Our group looked around the deck and then headed down to where the steerage passengers would have lived. We were able to find the bunks that our tickets were for. They looked okay until you saw that you would be sharing that little space with at least 3 other adults (sometimes more) and all of their worldly possessions! We “met” two women who described how horrific the conditions were on the ship. The lack of food. The lack of fresh air. The lack of privacy. The only thing not lacking was sickness and rats!

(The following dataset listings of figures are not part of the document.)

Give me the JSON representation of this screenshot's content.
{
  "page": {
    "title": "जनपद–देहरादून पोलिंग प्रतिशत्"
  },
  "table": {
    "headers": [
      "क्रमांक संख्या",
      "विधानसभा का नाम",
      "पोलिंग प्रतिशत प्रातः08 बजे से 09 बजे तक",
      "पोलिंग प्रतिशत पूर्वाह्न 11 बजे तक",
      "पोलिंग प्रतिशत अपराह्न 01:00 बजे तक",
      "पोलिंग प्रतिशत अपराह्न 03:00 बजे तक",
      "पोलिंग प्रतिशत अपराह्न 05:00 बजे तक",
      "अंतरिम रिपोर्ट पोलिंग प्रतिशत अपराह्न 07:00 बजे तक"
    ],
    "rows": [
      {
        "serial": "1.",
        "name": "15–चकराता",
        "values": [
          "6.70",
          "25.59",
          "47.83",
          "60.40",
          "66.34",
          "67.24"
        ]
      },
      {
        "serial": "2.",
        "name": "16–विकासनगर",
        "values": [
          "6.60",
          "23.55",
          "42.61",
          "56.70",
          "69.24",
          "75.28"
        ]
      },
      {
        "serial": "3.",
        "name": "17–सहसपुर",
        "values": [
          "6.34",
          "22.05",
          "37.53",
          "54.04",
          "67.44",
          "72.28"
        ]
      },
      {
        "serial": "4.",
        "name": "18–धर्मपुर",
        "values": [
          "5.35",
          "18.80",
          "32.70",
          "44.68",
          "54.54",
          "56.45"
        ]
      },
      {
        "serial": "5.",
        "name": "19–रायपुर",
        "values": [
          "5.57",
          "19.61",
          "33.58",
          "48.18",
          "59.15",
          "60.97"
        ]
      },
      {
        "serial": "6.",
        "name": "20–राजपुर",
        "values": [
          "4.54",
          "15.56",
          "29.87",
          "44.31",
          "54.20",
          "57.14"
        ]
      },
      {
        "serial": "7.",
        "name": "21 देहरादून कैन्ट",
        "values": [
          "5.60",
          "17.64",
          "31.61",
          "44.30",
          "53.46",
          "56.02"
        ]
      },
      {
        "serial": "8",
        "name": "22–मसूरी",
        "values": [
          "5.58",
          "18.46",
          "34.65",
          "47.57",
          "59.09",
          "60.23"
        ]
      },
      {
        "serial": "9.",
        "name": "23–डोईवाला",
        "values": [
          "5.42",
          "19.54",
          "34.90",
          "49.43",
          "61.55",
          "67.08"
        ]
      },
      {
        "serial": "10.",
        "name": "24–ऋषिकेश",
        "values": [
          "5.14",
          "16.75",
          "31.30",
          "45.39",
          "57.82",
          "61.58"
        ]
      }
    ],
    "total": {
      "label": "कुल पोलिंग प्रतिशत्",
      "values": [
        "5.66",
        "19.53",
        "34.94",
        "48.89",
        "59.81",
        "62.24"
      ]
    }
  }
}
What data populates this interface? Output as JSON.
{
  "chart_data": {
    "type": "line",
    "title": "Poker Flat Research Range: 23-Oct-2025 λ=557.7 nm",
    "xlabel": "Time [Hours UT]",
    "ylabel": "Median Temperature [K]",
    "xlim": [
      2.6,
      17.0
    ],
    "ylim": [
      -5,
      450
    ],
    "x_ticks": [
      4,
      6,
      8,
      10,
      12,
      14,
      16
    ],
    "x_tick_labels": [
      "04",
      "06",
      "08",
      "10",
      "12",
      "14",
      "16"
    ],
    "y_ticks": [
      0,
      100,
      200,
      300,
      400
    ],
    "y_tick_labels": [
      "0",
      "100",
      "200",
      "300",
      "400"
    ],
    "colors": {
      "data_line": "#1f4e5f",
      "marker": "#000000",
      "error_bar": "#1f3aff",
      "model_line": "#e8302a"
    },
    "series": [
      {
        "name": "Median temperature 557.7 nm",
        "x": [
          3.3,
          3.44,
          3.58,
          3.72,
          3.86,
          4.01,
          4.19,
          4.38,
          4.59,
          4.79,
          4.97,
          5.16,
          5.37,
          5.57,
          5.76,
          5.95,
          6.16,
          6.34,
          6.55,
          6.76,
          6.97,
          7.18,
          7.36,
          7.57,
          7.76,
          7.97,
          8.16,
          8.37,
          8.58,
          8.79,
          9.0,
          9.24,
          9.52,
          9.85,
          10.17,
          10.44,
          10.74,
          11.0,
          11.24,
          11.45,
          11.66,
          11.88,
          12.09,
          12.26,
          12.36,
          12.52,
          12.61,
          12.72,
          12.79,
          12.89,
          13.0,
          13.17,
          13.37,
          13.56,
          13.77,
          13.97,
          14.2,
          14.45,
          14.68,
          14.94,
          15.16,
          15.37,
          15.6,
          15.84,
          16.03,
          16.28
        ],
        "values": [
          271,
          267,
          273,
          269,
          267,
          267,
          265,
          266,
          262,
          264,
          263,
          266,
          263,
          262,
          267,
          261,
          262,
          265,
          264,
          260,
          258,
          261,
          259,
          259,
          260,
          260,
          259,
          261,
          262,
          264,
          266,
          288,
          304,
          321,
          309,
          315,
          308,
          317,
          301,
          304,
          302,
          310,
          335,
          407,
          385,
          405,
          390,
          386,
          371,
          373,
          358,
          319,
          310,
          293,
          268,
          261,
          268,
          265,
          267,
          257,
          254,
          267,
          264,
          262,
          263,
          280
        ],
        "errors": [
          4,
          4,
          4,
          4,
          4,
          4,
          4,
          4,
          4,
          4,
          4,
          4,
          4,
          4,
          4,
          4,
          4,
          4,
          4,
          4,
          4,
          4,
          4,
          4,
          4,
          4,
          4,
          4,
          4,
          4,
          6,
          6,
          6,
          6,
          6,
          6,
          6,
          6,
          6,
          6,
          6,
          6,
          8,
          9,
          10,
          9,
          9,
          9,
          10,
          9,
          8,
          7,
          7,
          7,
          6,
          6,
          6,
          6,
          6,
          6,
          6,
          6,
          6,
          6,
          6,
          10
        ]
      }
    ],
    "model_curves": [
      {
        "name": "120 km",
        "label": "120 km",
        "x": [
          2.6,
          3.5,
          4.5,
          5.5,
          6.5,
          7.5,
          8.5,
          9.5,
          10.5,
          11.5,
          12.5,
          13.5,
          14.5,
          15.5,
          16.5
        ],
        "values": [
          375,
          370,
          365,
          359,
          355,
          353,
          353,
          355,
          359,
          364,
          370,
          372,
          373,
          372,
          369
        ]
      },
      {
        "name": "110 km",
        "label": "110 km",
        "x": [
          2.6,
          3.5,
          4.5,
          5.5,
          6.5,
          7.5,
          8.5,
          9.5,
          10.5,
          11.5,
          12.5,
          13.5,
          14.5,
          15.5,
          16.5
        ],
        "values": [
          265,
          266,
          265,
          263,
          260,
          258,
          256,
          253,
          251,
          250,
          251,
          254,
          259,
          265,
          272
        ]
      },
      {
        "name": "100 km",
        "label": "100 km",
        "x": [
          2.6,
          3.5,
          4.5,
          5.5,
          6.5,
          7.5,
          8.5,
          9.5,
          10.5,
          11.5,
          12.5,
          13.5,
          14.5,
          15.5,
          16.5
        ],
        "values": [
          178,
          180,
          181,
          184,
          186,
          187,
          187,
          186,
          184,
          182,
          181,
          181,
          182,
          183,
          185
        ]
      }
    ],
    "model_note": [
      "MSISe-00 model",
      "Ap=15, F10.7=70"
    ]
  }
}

It made me stop and think. How bad most have the conditions in Ireland been to make a person willingly go through that torture not knowing what they would find when they got to America or Canada? They left everything, went through hell with just a hope for a better life. Nowadays we complain if our meal on the airplane isn’t hot and tasty. Glad that our forefathers were made of sterner stuff.
Of course, Sean’s first words as we were leaving consisted of “Where are we eating lunch?” O’Brien’s was our answer.
After lunch we headed to Hook Head Lighthouse. It is Europe’s oldest, continuously operated lighthouse. Imagine monks in the 12th climbing steps to light candles to warn ships of the rocky shoreline. While Dave and Ryan climbed to the top of the lighthouse with a tour guide, Sean and I took advantage of low tide to venture out onto the rocks below the lighthouse.
When we go to a beach along the Atlantic Ocean it is usually Myrtle Beach, South Carolina. There is a long stretch of gently sloping sand. Most days the waves are just enough to make it fun to stand in the warm(ish) water. This is the whole other side of the Atlantic!! The waves were fierce as they crashed against the rocks. There was sea foam and believe me, the spray was not warm! What an awesome display of power.
I love the things that we passed while driving around. A herd of dairy cows that have a beautiful ocean front view from their pasture and the most unique public post box that we saw!